Figure 4 shows the threshold characteristics of the gate used as the second gate in the first embodiment, where the horizontal axis is the current I _A flowing through the first gate, and the vertical axis is the current I flowing through the superconducting loop. It is _L. FIG. 5 shows a second embodiment of the invention. Figure 6 shows the threshold characteristics of a gate with asymmetric threshold characteristics, where the vertical axis is the current I _L flowing in the superconducting loop,
The horizontal axis is the current I _A flowing through the first gate. 7th
The figure shows a third embodiment of the invention. In the figure, 10...gate using Josephson junction, 11...input line, 12...gate current path, 13...superconducting loop circuit, 14...reset gate, 15...reset input line, 20...
...first gate, 21 ... input line of first gate, 22 ... gate current path, 23 ... superconducting loop circuit, 24 ... second gate, 25 ... input line of second gate , 40...Operating point at time _t0 in Fig. 3, 41...Operating point at time _t1 in Fig. 3, 42...Operating point at time t3 in Fig. ₃ ,
43...Operating point at time _t5 in Fig. 3, 50...

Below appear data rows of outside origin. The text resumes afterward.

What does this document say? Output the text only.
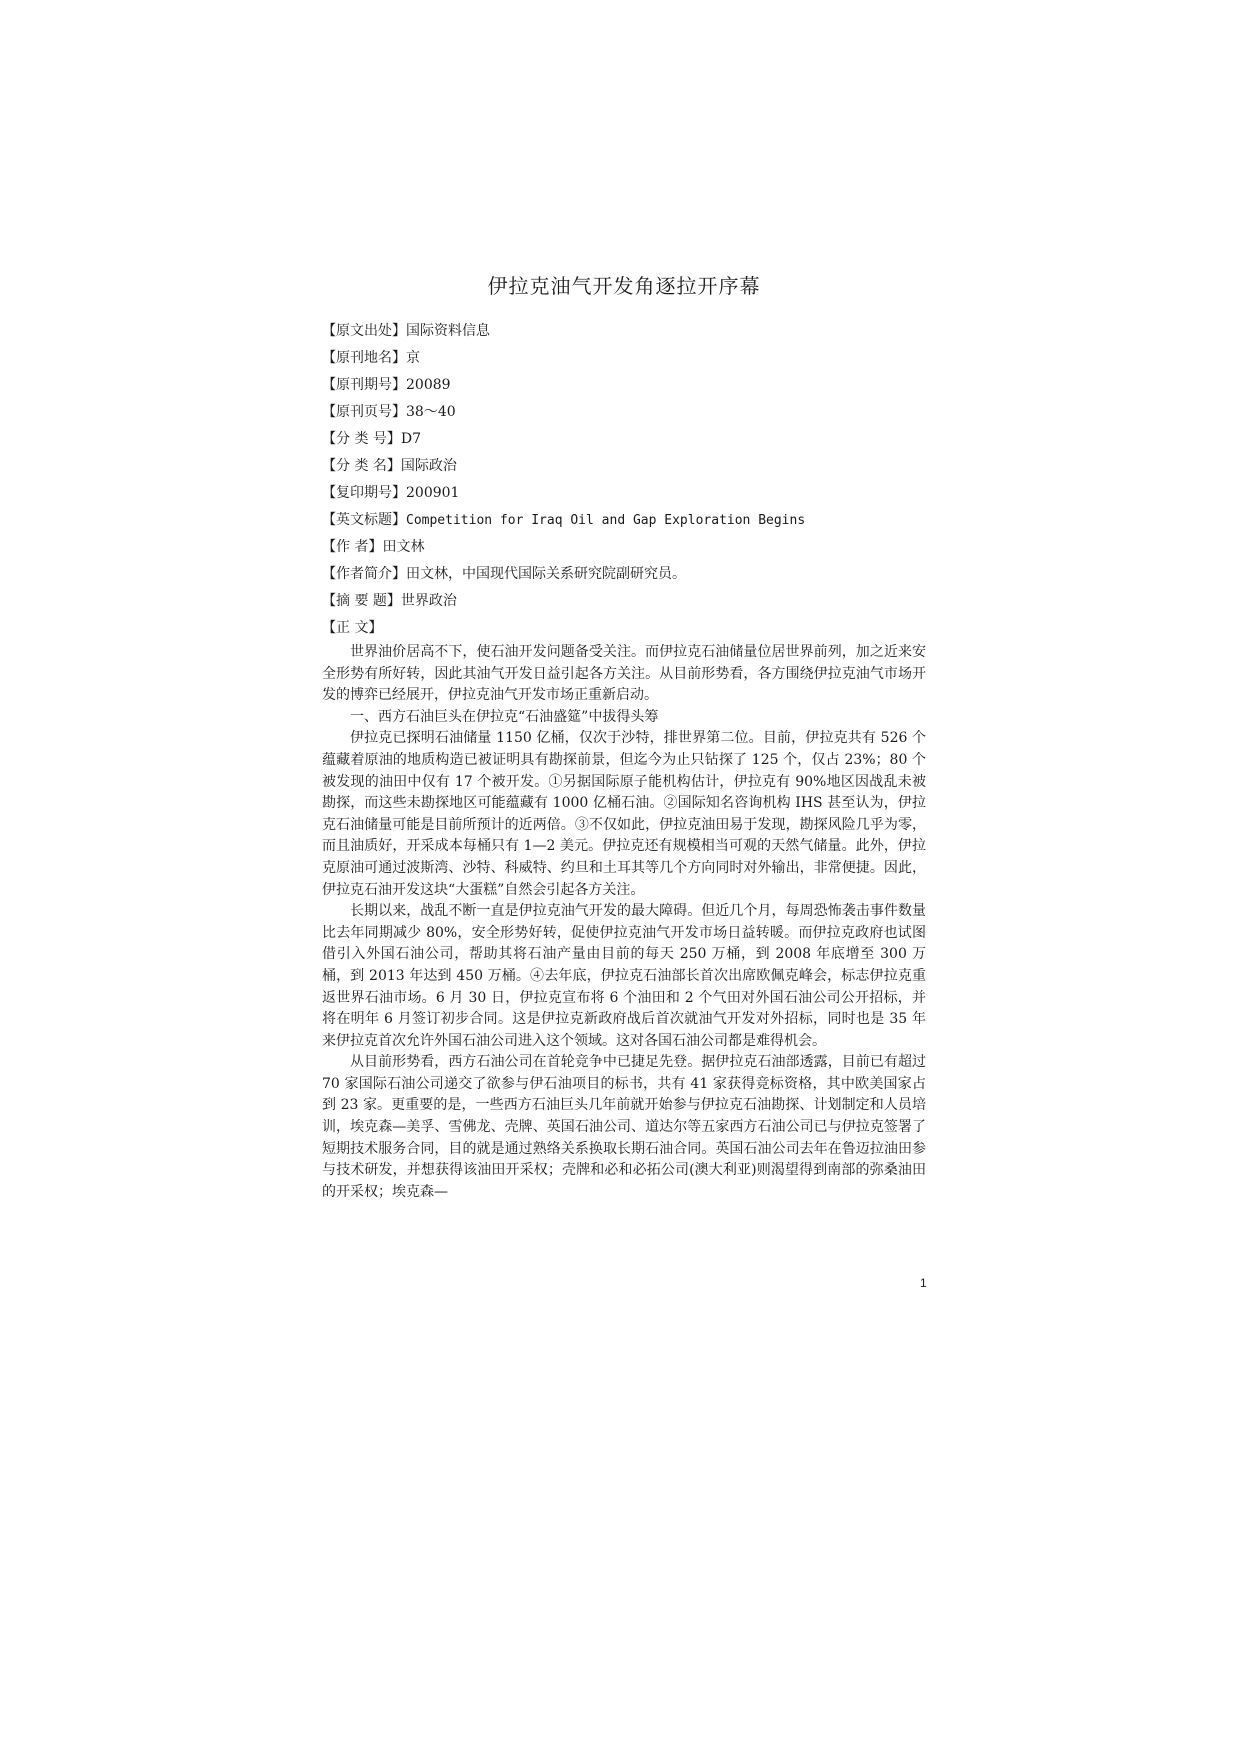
伊拉克油气开发角逐拉开序幕
【原文出处】国际资料信息
【原刊地名】京
【原刊期号】20089
【原刊页号】38～40
【分 类 号】D7
【分 类 名】国际政治
【复印期号】200901
【英文标题】Competition for Iraq Oil and Gap Exploration Begins
【作 者】田文林
【作者简介】田文林，中国现代国际关系研究院副研究员。
【摘 要 题】世界政治
【正 文】

世界油价居高不下，使石油开发问题备受关注。而伊拉克石油储量位居世界前列，加之近来安全形势有所好转，因此其油气开发日益引起各方关注。从目前形势看，各方围绕伊拉克油气市场开发的博弈已经展开，伊拉克油气开发市场正重新启动。

一、西方石油巨头在伊拉克“石油盛筵”中拔得头筹

伊拉克已探明石油储量 1150 亿桶，仅次于沙特，排世界第二位。目前，伊拉克共有 526 个蕴藏着原油的地质构造已被证明具有勘探前景，但迄今为止只钻探了 125 个，仅占 23%；80 个被发现的油田中仅有 17 个被开发。①另据国际原子能机构估计，伊拉克有 90%地区因战乱未被勘探，而这些未勘探地区可能蕴藏有 1000 亿桶石油。②国际知名咨询机构 IHS 甚至认为，伊拉克石油储量可能是目前所预计的近两倍。③不仅如此，伊拉克油田易于发现，勘探风险几乎为零，而且油质好，开采成本每桶只有 1—2 美元。伊拉克还有规模相当可观的天然气储量。此外，伊拉克原油可通过波斯湾、沙特、科威特、约旦和土耳其等几个方向同时对外输出，非常便捷。因此，伊拉克石油开发这块“大蛋糕”自然会引起各方关注。

长期以来，战乱不断一直是伊拉克油气开发的最大障碍。但近几个月，每周恐怖袭击事件数量比去年同期减少 80%，安全形势好转，促使伊拉克油气开发市场日益转暖。而伊拉克政府也试图借引入外国石油公司，帮助其将石油产量由目前的每天 250 万桶，到 2008 年底增至 300 万桶，到 2013 年达到 450 万桶。④去年底，伊拉克石油部长首次出席欧佩克峰会，标志伊拉克重返世界石油市场。6 月 30 日，伊拉克宣布将 6 个油田和 2 个气田对外国石油公司公开招标，并将在明年 6 月签订初步合同。这是伊拉克新政府战后首次就油气开发对外招标，同时也是 35 年来伊拉克首次允许外国石油公司进入这个领域。这对各国石油公司都是难得机会。

从目前形势看，西方石油公司在首轮竞争中已捷足先登。据伊拉克石油部透露，目前已有超过 70 家国际石油公司递交了欲参与伊石油项目的标书，共有 41 家获得竞标资格，其中欧美国家占到 23 家。更重要的是，一些西方石油巨头几年前就开始参与伊拉克石油勘探、计划制定和人员培训，埃克森—美孚、雪佛龙、壳牌、英国石油公司、道达尔等五家西方石油公司已与伊拉克签署了短期技术服务合同，目的就是通过熟络关系换取长期石油合同。英国石油公司去年在鲁迈拉油田参与技术研发，并想获得该油田开采权；壳牌和必和必拓公司(澳大利亚)则渴望得到南部的弥桑油田的开采权；埃克森—

1
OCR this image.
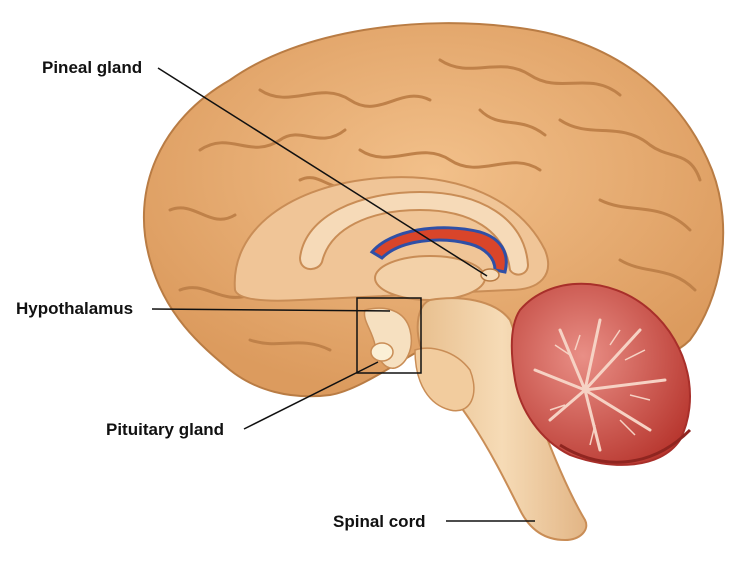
Pineal gland
Hypothalamus
Pituitary gland
Spinal cord
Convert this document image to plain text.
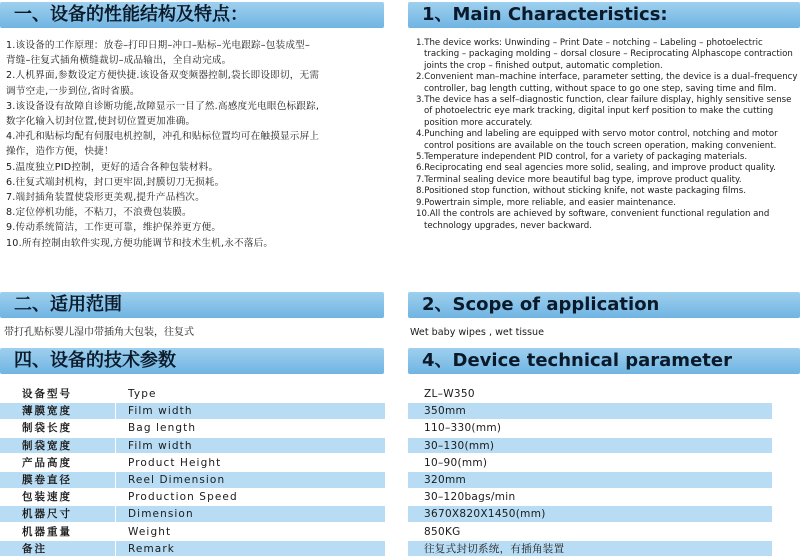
一、设备的性能结构及特点：	1、Main Characteristics:
1.该设备的工作原理：放卷–打印日期–冲口–贴标–光电跟踪–包装成型–
背缝–往复式插角横缝裁切–成品输出，全自动完成。
2.人机界面,参数设定方便快捷.该设备双变频器控制,袋长即设即切，无需
调节空走,一步到位,省时省膜。
3.该设备设有故障自诊断功能,故障显示一目了然.高感度光电眼色标跟踪,
数字化输入切封位置,使封切位置更加准确。
4.冲孔和贴标均配有伺服电机控制，冲孔和贴标位置均可在触摸显示屏上
操作，造作方便，快捷！
5.温度独立PID控制，更好的适合各种包装材料。
6.往复式端封机构，封口更牢固,封膜切刀无损耗。
7.端封插角装置使袋形更美观,提升产品档次。
8.定位停机功能，不粘刀，不浪费包装膜。
9.传动系统简洁，工作更可靠，维护保养更方便。
10.所有控制由软件实现,方便功能调节和技术生机,永不落后。
1.The device works: Unwinding – Print Date – notching – Labeling – photoelectric tracking – packaging molding – dorsal closure – Reciprocating Alphascope contraction joints the crop – finished output, automatic completion.
2.Convenient man–machine interface, parameter setting, the device is a dual–frequency controller, bag length cutting, without space to go one step, saving time and film.
3.The device has a self–diagnostic function, clear failure display, highly sensitive sense of photoelectric eye mark tracking, digital input kerf position to make the cutting position more accurately.
4.Punching and labeling are equipped with servo motor control, notching and motor control positions are available on the touch screen operation, making convenient.
5.Temperature independent PID control, for a variety of packaging materials.
6.Reciprocating end seal agencies more solid, sealing, and improve product quality.
7.Terminal sealing device more beautiful bag type, improve product quality.
8.Positioned stop function, without sticking knife, not waste packaging films.
9.Powertrain simple, more reliable, and easier maintenance.
10.All the controls are achieved by software, convenient functional regulation and technology upgrades, never backward.
二、适用范围	2、Scope of application
带打孔贴标婴儿湿巾带插角大包装，往复式	Wet baby wipes , wet tissue
四、设备的技术参数	4、Device technical parameter
设备型号	Type	ZL–W350
薄膜宽度	Film width	350mm
制袋长度	Bag length	110–330(mm)
制袋宽度	Film width	30–130(mm)
产品高度	Product Height	10–90(mm)
膜卷直径	Reel Dimension	320mm
包装速度	Production Speed	30–120bags/min
机器尺寸	Dimension	3670X820X1450(mm)
机器重量	Weight	850KG
备注	Remark	往复式封切系统，有插角装置
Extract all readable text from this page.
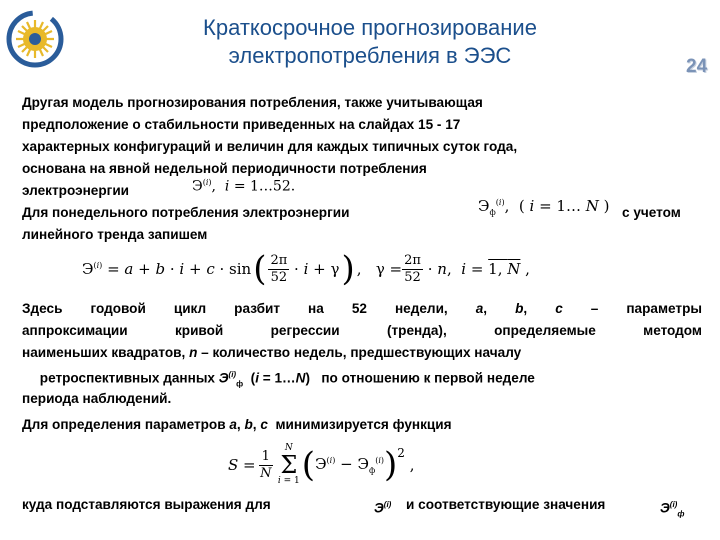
Краткосрочное прогнозирование
электропотребления в ЭЭС	24
Другая модель прогнозирования потребления, также учитывающая
предположение о стабильности приведенных на слайдах 15 - 17
характерных конфигураций и величин для каждых типичных суток года,
основана на явной недельной периодичности потребления
электроэнергии	$Э^{(i)}$,  i = 1…52.
Для понедельного потребления электроэнергии	$Э_ф^{(i)}$,  ( i = 1… N ) с учетом
линейного тренда запишем
$Э^{(i)} = a + b \cdot i + c \cdot \sin$ ( 2π
52 · i + γ ) ,   $\gamma = \frac{2\pi}{52} \cdot n$,  i = 1, N ,
Здесь годовой цикл разбит на 52 недели, a, b, c – параметры
аппроксимации кривой регрессии (тренда), определяемые методом
наименьших квадратов, n – количество недель, предшествующих началу
ретроспективных данных $Э^{(i)}_ф$  (i = 1…N)   по отношению к первой неделе
периода наблюдений.
Для определения параметров a, b, c  минимизируется функция
$S = \frac{1}{N}$
N
Σ
i = 1 ( $Э^{(i)} - Э_ф^{(i)}$ ) 2
,
куда подставляются выражения для	$Э^{(i)}$ и соответствующие значения	$Э^{(i)}_ф$
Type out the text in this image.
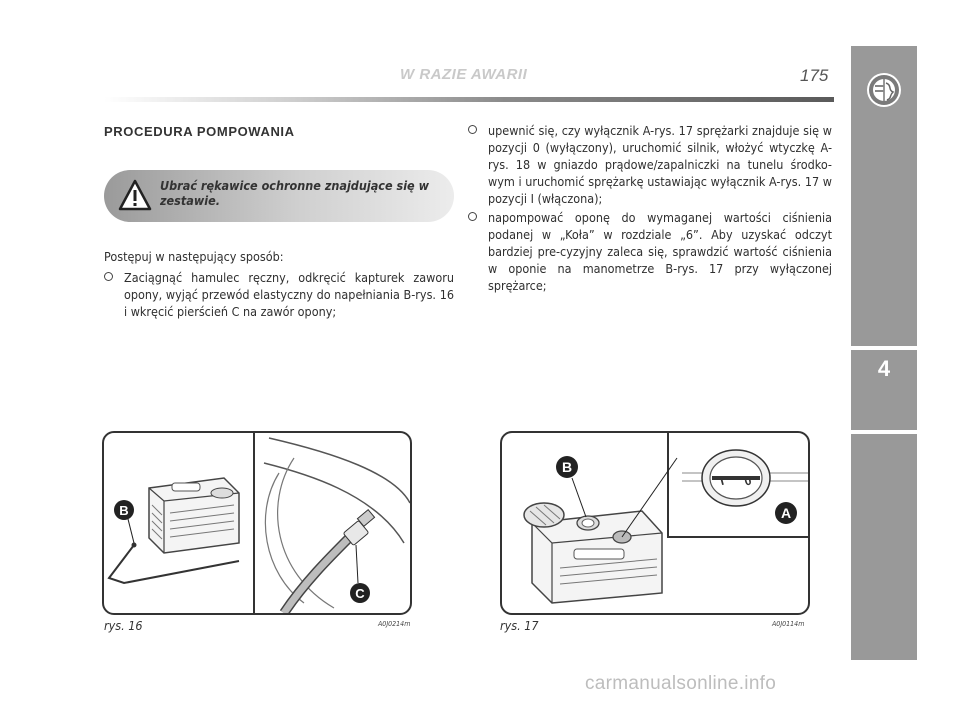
W RAZIE AWARII	175
4
PROCEDURA POMPOWANIA
Ubrać rękawice ochronne znajdujące się w zestawie.

Postępuj w następujący sposób:

Zaciągnąć hamulec ręczny, odkręcić kapturek zaworu opony, wyjąć przewód elastyczny do napełniania B-rys. 16 i wkręcić pierścień C na zawór opony;
upewnić się, czy wyłącznik A-rys. 17 sprężarki znajduje się w pozycji 0 (wyłączony), uruchomić silnik, włożyć wtyczkę A- rys. 18 w gniazdo prądowe/zapalniczki na tunelu środko-wym i uruchomić sprężarkę ustawiając wyłącznik A-rys. 17 w pozycji I (włączona);
napompować oponę do wymaganej wartości ciśnienia podanej w „Koła” w rozdziale „6”. Aby uzyskać odczyt bardziej pre-cyzyjny zaleca się, sprawdzić wartość ciśnienia w oponie na manometrze B-rys. 17 przy wyłączonej sprężarce;
B
C
rys. 16	A0J0214m
B
I 0
A
rys. 17	A0J0114m
carmanualsonline.info
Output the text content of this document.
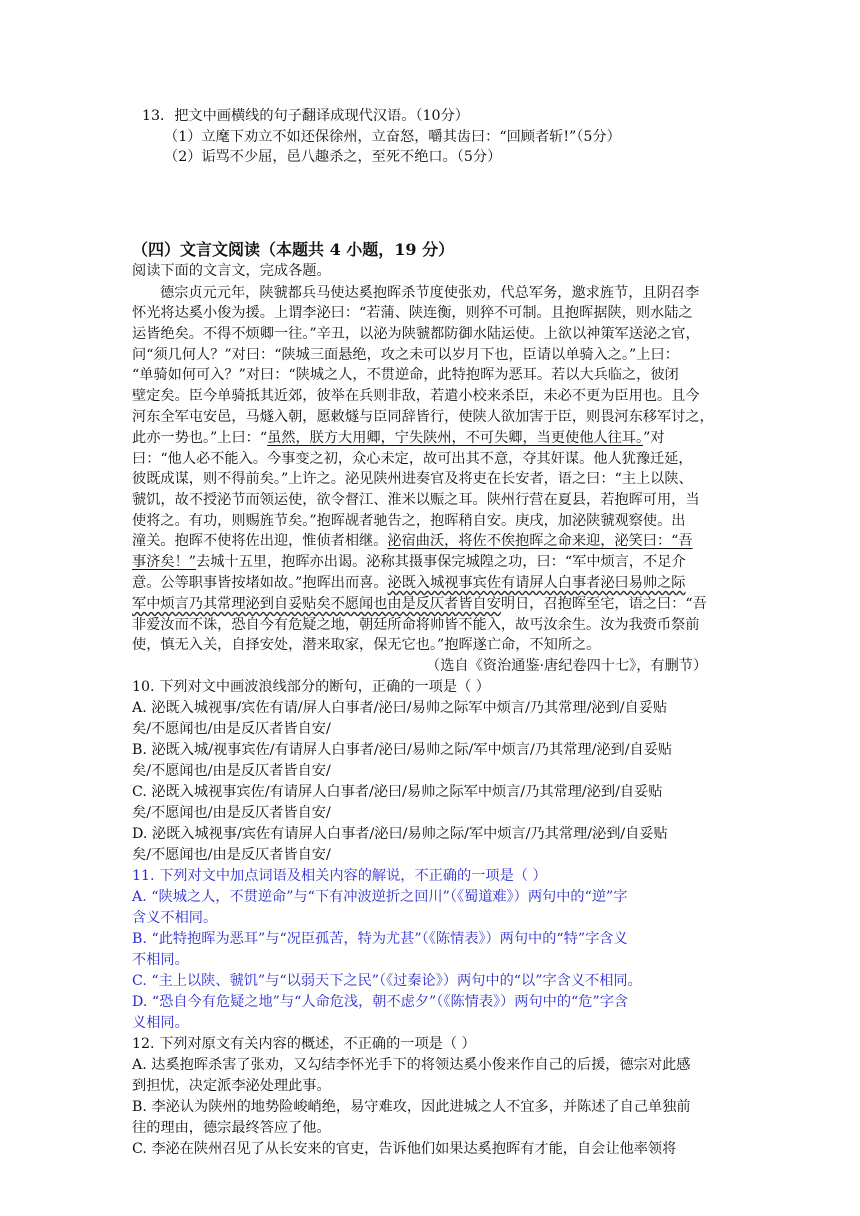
13．把文中画横线的句子翻译成现代汉语。（10分）
（1）立麾下劝立不如还保徐州，立奋怒，嚼其齿曰：“回顾者斩!”（5分）
（2）诟骂不少屈，邑八趣杀之，至死不绝口。（5分）
（四）文言文阅读（本题共 4 小题，19 分）
阅读下面的文言文，完成各题。
德宗贞元元年，陕虢都兵马使达奚抱晖杀节度使张劝，代总军务，邀求旌节，且阴召李
怀光将达奚小俊为援。上谓李泌曰：“若蒲、陕连衡，则猝不可制。且抱晖据陕，则水陆之
运皆绝矣。不得不烦卿一往。”辛丑，以泌为陕虢都防御水陆运使。上欲以神策军送泌之官，
问“须几何人？”对曰：“陕城三面悬绝，攻之未可以岁月下也，臣请以单骑入之。”上曰：
“单骑如何可入？”对曰：“陕城之人，不贯逆命，此特抱晖为恶耳。若以大兵临之，彼闭
壁定矣。臣今单骑抵其近郊，彼举在兵则非敌，若遣小校来杀臣，未必不更为臣用也。且今
河东全军屯安邑，马燧入朝，愿敕燧与臣同辞皆行，使陕人欲加害于臣，则畏河东移军讨之，
此亦一势也。”上曰：“虽然，朕方大用卿，宁失陕州，不可失卿，当更使他人往耳。”对
曰：“他人必不能入。今事变之初，众心未定，故可出其不意，夺其奸谋。他人犹豫迁延，
彼既成谋，则不得前矣。”上许之。泌见陕州进奏官及将吏在长安者，语之曰：“主上以陕、
虢饥，故不授泌节而领运使，欲令督江、淮米以赈之耳。陕州行营在夏县，若抱晖可用，当
使将之。有功，则赐旌节矣。”抱晖觇者驰告之，抱晖稍自安。庚戌，加泌陕虢观察使。出
潼关。抱晖不使将佐出迎，惟侦者相继。泌宿曲沃，将佐不俟抱晖之命来迎，泌笑曰：“吾
事济矣！”去城十五里，抱晖亦出谒。泌称其摄事保完城隍之功，曰：“军中烦言，不足介
意。公等职事皆按堵如故。”抱晖出而喜。泌既入城视事宾佐有请屏人白事者泌曰易帅之际
军中烦言乃其常理泌到自妥贴矣不愿闻也由是反仄者皆自安明日，召抱晖至宅，语之曰：“吾
非爱汝而不诛，恐自今有危疑之地，朝廷所命将帅皆不能入，故丐汝余生。汝为我赍币祭前
使，慎无入关，自择安处，潜来取家，保无它也。”抱晖遂亡命，不知所之。
（选自《资治通鉴·唐纪卷四十七》，有删节）
10. 下列对文中画波浪线部分的断句，正确的一项是（ ）
A. 泌既入城视事/宾佐有请/屏人白事者/泌曰/易帅之际军中烦言/乃其常理/泌到/自妥贴
矣/不愿闻也/由是反仄者皆自安/
B. 泌既入城/视事宾佐/有请屏人白事者/泌曰/易帅之际/军中烦言/乃其常理/泌到/自妥贴
矣/不愿闻也/由是反仄者皆自安/
C. 泌既入城视事宾佐/有请屏人白事者/泌曰/易帅之际军中烦言/乃其常理/泌到/自妥贴
矣/不愿闻也/由是反仄者皆自安/
D. 泌既入城视事/宾佐有请屏人白事者/泌曰/易帅之际/军中烦言/乃其常理/泌到/自妥贴
矣/不愿闻也/由是反仄者皆自安/
11. 下列对文中加点词语及相关内容的解说，不正确的一项是（ ）
A. “陕城之人，不贯逆命”与“下有冲波逆折之回川”（《蜀道难》）两句中的“逆”字
含义不相同。
B. “此特抱晖为恶耳”与“况臣孤苦，特为尤甚”（《陈情表》）两句中的“特”字含义
不相同。
C. “主上以陕、虢饥”与“以弱天下之民”（《过秦论》）两句中的“以”字含义不相同。
D. “恐自今有危疑之地”与“人命危浅，朝不虑夕”（《陈情表》）两句中的“危”字含
义相同。
12. 下列对原文有关内容的概述，不正确的一项是（ ）
A. 达奚抱晖杀害了张劝，又勾结李怀光手下的将领达奚小俊来作自己的后援，德宗对此感
到担忧，决定派李泌处理此事。
B. 李泌认为陕州的地势险峻峭绝，易守难攻，因此进城之人不宜多，并陈述了自己单独前
往的理由，德宗最终答应了他。
C. 李泌在陕州召见了从长安来的官吏，告诉他们如果达奚抱晖有才能，自会让他率领将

...first gate, 51 ... input line of first gate, 52 ... gate current path, 53 ... superconducting loop circuit, 54 ... second gate, 55 ... input line of second gate , 56...damping resistance, 5
7...Damping resistance, 60...Time t ₀ in Figure 3
61...Operating point at time _t1 in Fig. 3, 62...Operating point at time t3 in Fig. ₃ , 63...Operating point at time _t5 in Fig. 3, 7
0...first gate, 71...first gate input line, 72...gate current path, 73...superconducting loop circuit, 74...second gate, 75...second gate First input line, 74... second input line of the second gate.

Claims (1)

[Claims] 1. A first gate configured by one or more switches using Josephson junctions connected in series and switched by a current applied to an input line;
a superconducting loop circuit consisting of a second gate using a Josephson junction having a magnetically coupled input line and a superconducting stripline having an inductance; and a gate connected to the first gate and the superconducting loop circuit. a first current path consisting of a gate current path that supplies current, and in which the input line of the second gate and the first gate are coupled in series;
A self-resetting superconducting loop circuit using a superconducting circulating current, characterized in that a second current path in which the superconducting loop circuit and the second gate are coupled in series is coupled in parallel.